IPv6 Firewall is not blocking

netbus · September 19, 2017, 2:56pm

I am confused why my IPv6 Firewall Setup is accepting connections to the router itself.
I only configured on the internal interface an IPv6 Address to advertise it to lan.
The log shows that Policy ID 3 is allowing it. What is here wrong?
Flags: X - disabled, I - invalid, D - dynamic, G - global, L - link-local

ADDRESS FROM-POOL INTERFACE ADVERTISE

0 DL fe80::66d1:54ff:fe62:ea12/64 eth1-A1 no
1 DL fe80::66d1:54ff:fe62:ea14/64 vlan2 no
2 DL fe80::66d1:54ff:fe62:ea14/64 eth3-m-EG no
3 DL fe80::66d1:54ff:fe62:ea13/64 eth2-TMA no
4 DL fe80::c/64 pppoe-TMA no
5 G 2001:beef:200:f00::1/64 TMA eth3-m-EG

Flags: X - disabled, I - invalid, D - dynamic
0 ;;; defconf: accept established,related,untracked
chain=forward action=accept connection-state=established,related log=no log-prefix=“”

1 ;;; defconf: drop invalid
chain=forward action=drop connection-state=invalid

2 ;;; LAN>WAN
chain=forward action=accept in-interface=eth3-m-EG log=no log-prefix=“”

3 ;;; defconf: accept established,related,untracked
chain=input action=accept connection-state=established,related log=no log-prefix=“”

4 ;;; defconf: drop invalid
chain=input action=drop connection-state=invalid

5 ;;; LAN Input
chain=input action=accept in-interface=eth3-m-EG log=no log-prefix=“”

6 X ;;; defconf: accept ICMPv6
chain=input action=accept protocol=icmpv6 log=no log-prefix=“”
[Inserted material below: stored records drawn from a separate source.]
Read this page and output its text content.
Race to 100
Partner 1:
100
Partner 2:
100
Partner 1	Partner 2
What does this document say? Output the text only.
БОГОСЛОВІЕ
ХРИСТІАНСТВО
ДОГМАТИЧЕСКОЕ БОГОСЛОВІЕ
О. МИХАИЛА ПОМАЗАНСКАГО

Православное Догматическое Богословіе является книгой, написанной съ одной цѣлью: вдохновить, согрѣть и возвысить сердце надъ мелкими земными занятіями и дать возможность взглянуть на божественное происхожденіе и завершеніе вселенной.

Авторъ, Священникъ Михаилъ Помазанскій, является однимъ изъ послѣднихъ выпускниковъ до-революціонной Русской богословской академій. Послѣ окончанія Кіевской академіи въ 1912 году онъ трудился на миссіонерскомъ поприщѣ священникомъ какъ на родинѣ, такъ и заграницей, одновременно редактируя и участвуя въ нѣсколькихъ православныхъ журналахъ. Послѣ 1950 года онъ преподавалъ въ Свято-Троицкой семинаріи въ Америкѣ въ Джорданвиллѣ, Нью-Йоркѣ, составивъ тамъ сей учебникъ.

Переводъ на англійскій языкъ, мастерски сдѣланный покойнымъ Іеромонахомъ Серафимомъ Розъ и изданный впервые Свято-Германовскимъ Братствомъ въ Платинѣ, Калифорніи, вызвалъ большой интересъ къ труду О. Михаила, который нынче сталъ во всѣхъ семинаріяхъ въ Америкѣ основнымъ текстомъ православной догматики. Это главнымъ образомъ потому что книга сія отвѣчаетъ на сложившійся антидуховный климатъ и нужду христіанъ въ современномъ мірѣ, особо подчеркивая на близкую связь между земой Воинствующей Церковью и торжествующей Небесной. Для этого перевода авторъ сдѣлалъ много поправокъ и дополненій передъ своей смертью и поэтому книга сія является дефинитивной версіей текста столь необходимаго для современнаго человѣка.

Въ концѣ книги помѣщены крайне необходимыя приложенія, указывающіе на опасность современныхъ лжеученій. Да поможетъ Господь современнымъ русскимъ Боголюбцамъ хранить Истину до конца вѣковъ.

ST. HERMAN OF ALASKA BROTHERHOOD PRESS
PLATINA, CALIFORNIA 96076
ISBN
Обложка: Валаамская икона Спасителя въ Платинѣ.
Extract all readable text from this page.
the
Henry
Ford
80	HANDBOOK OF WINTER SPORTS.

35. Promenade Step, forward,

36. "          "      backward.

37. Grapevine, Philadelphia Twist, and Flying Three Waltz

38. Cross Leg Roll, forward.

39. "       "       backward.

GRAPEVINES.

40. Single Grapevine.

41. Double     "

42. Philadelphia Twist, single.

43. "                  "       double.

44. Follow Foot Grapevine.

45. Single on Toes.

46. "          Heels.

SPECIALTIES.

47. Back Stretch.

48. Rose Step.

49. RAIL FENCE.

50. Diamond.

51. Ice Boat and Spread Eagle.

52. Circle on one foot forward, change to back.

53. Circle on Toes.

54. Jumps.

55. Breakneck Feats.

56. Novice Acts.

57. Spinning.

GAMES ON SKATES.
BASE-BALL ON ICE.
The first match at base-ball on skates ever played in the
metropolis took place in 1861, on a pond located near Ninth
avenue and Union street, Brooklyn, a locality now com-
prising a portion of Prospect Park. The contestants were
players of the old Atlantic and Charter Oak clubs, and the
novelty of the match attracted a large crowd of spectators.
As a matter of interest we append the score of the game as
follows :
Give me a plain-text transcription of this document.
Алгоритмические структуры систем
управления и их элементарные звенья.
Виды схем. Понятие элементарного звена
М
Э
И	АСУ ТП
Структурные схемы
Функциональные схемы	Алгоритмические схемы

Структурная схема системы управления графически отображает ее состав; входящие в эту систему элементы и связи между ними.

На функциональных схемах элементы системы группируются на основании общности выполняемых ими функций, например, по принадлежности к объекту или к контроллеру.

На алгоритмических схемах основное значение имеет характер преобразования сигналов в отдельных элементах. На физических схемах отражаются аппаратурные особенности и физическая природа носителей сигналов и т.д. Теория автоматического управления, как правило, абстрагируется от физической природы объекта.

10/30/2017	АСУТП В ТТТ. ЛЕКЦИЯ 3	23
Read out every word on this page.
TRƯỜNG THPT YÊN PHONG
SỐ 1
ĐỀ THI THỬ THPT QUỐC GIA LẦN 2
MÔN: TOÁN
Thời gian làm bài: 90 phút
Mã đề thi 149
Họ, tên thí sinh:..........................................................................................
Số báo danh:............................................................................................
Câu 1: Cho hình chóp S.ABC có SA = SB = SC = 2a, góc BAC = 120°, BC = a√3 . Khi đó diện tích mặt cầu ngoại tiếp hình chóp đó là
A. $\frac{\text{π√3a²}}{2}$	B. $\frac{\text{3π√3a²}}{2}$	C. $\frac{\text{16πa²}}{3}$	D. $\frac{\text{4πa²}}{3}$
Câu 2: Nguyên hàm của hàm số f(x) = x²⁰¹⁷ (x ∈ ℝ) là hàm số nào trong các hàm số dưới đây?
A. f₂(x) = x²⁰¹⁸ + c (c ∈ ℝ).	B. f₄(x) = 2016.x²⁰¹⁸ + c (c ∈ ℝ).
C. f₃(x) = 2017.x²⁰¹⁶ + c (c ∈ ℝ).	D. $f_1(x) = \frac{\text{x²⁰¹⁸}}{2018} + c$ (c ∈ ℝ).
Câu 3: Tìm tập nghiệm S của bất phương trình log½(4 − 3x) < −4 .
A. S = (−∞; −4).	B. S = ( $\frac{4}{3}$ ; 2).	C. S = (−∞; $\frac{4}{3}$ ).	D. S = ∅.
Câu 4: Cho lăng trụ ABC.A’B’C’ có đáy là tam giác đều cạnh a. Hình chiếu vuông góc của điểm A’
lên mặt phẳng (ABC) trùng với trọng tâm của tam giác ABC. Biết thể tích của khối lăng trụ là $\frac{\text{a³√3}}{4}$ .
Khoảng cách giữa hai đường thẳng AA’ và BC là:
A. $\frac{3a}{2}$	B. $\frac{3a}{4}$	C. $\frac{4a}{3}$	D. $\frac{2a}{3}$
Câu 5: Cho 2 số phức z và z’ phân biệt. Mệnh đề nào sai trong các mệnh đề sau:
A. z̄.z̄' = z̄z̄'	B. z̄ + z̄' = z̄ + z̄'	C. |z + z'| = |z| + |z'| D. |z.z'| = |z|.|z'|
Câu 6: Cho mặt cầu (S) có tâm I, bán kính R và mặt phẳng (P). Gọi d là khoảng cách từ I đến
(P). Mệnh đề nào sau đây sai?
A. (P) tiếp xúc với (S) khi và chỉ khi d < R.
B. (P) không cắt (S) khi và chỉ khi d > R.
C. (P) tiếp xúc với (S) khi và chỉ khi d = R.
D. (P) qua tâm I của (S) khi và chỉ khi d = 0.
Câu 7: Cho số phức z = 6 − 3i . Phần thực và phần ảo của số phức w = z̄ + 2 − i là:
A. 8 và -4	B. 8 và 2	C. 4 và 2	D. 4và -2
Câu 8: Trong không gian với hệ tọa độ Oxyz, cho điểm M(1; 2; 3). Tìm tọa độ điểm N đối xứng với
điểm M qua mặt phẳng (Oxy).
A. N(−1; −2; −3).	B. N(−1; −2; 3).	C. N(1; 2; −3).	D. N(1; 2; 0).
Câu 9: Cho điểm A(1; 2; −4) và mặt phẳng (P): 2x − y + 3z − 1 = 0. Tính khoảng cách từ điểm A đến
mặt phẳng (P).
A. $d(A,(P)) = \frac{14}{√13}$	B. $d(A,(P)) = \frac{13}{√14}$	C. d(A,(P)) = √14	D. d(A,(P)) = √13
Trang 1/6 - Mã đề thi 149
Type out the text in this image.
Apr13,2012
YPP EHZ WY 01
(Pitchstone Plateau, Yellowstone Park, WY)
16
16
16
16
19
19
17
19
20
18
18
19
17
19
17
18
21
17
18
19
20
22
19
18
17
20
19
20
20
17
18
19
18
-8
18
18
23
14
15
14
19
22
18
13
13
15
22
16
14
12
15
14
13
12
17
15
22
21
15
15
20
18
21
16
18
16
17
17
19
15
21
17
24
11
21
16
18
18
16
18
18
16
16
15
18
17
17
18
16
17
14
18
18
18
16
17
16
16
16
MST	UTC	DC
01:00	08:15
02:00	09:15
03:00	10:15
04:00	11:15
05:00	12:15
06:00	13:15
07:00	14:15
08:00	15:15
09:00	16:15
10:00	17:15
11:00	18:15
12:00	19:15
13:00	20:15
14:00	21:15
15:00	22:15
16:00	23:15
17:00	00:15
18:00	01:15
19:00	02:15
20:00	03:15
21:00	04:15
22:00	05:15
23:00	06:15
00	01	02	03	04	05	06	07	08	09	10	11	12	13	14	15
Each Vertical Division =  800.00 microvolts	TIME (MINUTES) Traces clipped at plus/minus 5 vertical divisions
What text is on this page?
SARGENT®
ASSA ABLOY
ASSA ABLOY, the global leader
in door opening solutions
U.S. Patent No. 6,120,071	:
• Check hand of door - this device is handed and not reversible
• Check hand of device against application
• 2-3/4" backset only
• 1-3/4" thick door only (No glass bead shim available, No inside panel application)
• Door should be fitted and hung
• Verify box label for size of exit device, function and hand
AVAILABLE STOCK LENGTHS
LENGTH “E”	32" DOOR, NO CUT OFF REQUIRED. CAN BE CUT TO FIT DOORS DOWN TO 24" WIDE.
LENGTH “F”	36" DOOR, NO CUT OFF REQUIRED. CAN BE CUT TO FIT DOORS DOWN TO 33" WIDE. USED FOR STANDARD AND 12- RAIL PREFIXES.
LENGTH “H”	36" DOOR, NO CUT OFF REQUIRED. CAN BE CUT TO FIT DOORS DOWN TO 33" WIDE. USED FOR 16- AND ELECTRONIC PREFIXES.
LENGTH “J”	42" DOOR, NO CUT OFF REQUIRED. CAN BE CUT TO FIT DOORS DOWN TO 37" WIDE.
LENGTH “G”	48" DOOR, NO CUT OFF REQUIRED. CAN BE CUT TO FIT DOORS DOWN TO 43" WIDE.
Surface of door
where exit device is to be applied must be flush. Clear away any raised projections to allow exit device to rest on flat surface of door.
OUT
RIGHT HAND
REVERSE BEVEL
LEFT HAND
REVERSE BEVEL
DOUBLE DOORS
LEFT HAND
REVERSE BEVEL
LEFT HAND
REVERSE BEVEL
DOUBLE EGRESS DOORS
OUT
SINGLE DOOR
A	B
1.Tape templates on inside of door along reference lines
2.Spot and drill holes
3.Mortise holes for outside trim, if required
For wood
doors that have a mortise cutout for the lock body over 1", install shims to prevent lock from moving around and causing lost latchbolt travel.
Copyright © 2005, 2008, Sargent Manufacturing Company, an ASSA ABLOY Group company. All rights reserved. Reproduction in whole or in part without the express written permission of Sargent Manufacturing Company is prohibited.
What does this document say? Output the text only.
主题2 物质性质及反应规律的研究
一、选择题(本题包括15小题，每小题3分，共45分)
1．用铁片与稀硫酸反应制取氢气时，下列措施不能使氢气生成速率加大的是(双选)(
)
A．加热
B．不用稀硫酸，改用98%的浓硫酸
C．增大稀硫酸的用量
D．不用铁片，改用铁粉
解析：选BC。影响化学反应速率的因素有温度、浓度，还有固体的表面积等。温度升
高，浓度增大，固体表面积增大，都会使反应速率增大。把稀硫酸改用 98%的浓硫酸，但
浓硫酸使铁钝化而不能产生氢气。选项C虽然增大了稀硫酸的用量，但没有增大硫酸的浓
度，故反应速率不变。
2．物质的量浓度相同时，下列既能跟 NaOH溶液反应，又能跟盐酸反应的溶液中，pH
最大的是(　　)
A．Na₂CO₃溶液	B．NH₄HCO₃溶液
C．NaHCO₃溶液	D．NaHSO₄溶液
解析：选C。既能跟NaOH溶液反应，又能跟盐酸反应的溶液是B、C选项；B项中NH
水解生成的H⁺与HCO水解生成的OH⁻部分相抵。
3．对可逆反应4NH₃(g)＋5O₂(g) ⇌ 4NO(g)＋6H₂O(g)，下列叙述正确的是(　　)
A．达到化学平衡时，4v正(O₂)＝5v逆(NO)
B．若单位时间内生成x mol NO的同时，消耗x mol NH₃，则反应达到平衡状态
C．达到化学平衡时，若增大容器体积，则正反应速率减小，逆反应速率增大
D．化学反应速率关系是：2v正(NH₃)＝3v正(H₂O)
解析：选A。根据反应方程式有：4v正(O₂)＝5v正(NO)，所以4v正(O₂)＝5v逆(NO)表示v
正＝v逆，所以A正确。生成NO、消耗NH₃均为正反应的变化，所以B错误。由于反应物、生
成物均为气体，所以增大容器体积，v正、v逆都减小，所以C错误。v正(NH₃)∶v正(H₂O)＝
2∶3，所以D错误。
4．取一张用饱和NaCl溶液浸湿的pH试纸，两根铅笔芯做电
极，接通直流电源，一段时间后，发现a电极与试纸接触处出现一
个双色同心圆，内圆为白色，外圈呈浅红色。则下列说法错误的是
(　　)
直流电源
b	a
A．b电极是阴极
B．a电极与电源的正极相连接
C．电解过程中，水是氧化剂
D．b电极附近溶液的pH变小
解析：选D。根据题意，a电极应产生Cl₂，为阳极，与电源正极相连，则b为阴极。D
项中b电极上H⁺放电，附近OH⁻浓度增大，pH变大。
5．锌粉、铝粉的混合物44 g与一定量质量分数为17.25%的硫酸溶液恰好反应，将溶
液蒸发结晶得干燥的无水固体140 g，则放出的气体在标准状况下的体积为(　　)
7 ;;; defconf: accept UDP traceroute
chain=input action=accept protocol=udp port=33434-33534

8 ;;; defconf: accept DHCPv6-Client prefix delegation.
chain=input action=accept protocol=udp src-address=fe80::/16 dst-port=546

9 ;;; defconf: drop packets with bad src ipv6
chain=forward action=drop src-address-list=bad_ipv6

10 ;;; defconf: drop packets with bad dst ipv6
chain=forward action=drop dst-address-list=bad_ipv6

11 ;;; defconf: rfc4890 drop hop-limit=1
chain=forward action=drop protocol=icmpv6 hop-limit=equal:1

12 ;;; defconf: accept ICMPv6
chain=forward action=accept protocol=icmpv6

13 ;;; defconf: accept HIP
chain=forward action=accept protocol=139

14 ;;; Drop all packets which are not destined to routes IP address
chain=input action=drop dst-address-type=!local in-interface=pppoe-TMA log=no log-prefix=“”

15 ;;; drop everything
chain=forward action=drop in-interface=pppoe-TMA log=no log-prefix=""Can somebody explain?

ZeroByte · September 19, 2017, 4:29pm

Rule 3 allows any packet which is part of an established or related packet flow according to connection tracking.
The first packet of connection attempts won’t match this rule, so you may need to dig a little deeper.

What sort of connections are you seeing which are being accepted but shouldn’t?
e.g. Winbox, ssh, http, etc…

If you want to find out which rule is accepting the first packet, you can make a temporary rule like this:
(assuming that your connection attempts are http requests coming from 2001:db8::1234 - change this to the real IPv6 address / protocol / port you’re testing from / to)
/ipv6 firewall filter
add chain=input action=passthrough src-address=2001:db8::1234 protocol=tcp dst-port=80

Then move this rule to the top of the input chain and watch the packets matched counter on the rule as you make your connection tests.
Move the rule further down the chain and test again. Whenever you stop seeing packets counted by the rule, you know that this rule is now after whatever rule is actually accepting the traffic.

netbus · September 19, 2017, 6:39pm

Thanks for this tip.
I moved this policy below the implicit deny rule but still a match.

Flags: X - disabled, I - invalid, D - dynamic

CHAIN ACTION BYTES PACKETS

15 ;;; drop everything
forward drop 10 607 85
16 input passthrough 240 3[/codebox]

netbus · September 19, 2017, 6:53pm

update
I deleted the last policy (implicit deny) and created again.
Now portscanners and unwanted traffic is blocked

ZeroByte · September 19, 2017, 7:36pm

There was probably some criteria in the old “default drop” rule which caused it not to match (like mentioning an in-interface or an address prefix or a connection state, etc)

One thing I did notice is this:

This rule will never match anything because the input chain already implies that the destination address is one of the router’s own addresses (because the input chain applies to traffic TO the router’s control plane itself).

In general a default drop rule should have no match criteria and an action=drop
Any traffic which you want to accept needs to be handled explicitly in some previous rule.